I Didn't Know How Much I'd Handed Over to AI

The drift from skeptical user to autopilot, and the discipline I built to fight it.

May 05, 2026

A small thing happened the other day that I keep thinking about. I’d been saying yes to Claude Code without really reading what it was about to do. I caught myself mid-approval, and the thing that stopped me wasn’t the command. It was the realization that I hadn’t read the previous one either, or the one before that.

What bothered me wasn’t the lapse. It was that I’d read every horror story this year. The Replit incident. The PocketOS deletion I wrote about last week. The Gemini CLI files. I’d read them, written them, and somewhere in the back of my head I’d filed all of them under that’s never happening to me. I had Claude under control. I reviewed things. I was careful.

And here I was, saying yes to commands I hadn’t read.

That’s the moment I want to start with. Not the catastrophic version, where the agent deletes a production database and you’re explaining to customers why their reservations are gone. The quieter version, where nothing goes wrong, and the only damage is to your sense of yourself as the careful one. I’d been there for every step of the drift. I couldn’t point at the day I stopped reviewing carefully.

Trust runs ahead of evidence

Trust in AI tools doesn’t go from zero to total in one step. It builds slowly, in small approvals you’d struggle to recall later.
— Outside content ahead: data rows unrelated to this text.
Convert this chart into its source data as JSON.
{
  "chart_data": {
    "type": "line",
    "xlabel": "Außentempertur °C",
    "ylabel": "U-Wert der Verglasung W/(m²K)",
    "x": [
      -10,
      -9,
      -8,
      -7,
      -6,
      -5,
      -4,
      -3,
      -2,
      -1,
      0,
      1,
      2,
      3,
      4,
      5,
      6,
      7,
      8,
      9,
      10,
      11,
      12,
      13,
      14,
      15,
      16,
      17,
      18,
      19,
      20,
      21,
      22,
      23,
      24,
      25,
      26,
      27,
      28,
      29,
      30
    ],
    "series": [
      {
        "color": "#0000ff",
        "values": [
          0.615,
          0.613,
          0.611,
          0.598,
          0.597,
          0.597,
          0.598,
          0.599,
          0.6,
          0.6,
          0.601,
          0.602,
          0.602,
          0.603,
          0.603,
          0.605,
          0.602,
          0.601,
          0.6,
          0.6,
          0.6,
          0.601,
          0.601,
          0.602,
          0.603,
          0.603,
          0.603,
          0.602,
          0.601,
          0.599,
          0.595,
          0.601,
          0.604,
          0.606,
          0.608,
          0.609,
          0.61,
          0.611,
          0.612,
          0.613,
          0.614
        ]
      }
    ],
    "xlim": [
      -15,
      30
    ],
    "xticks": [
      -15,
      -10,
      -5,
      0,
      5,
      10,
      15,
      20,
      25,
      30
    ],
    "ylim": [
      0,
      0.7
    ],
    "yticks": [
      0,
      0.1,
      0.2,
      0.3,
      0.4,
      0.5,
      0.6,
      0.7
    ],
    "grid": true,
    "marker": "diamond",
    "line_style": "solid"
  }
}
At first, you read every output carefully. The skepticism is well-founded and does real work. After a while, the output is mostly right, and you start trusting it on the easy cases. Eventually the math shifts. Reviewing every line, every command of a thing that feels mostly right starts to feel like the inefficient part of the loop, and the share of careful review shrinks. By the time you’ve handed over the keys, the skimming feels normal because the output keeps being mostly right.

People who study aviation, medicine, and process control have been describing this pattern since the 1990s. Parasuraman and Manzey’s 2010 review of automation complacency walks through the mechanics. Complacency arises when systems are perceived as highly and constantly reliable. Even expert users can’t overcome it through practice. The most reliable systems produce the deepest disengagement. The word “complacency” in human factors research is older than I am.

What’s new is the speed. Pilots get years of training that includes specific work on staying engaged when the autopilot is on, and complacency keeps showing up as a contributing factor in fatal accidents. There’s no equivalent training keeping engineers in the code review when the agent is writing. The arc that took aviation a generation to navigate, software is running through in eighteen months.

The trap is that you don’t notice the drift while it’s happening. You notice it later, when something goes wrong, and even then you mostly notice the thing that went wrong, not the slow erosion that put you there.

When the threshold of “critical” creeps

The yes-without-reading moment was one slice of the drift. The structural version is worse, and harder to notice from inside it.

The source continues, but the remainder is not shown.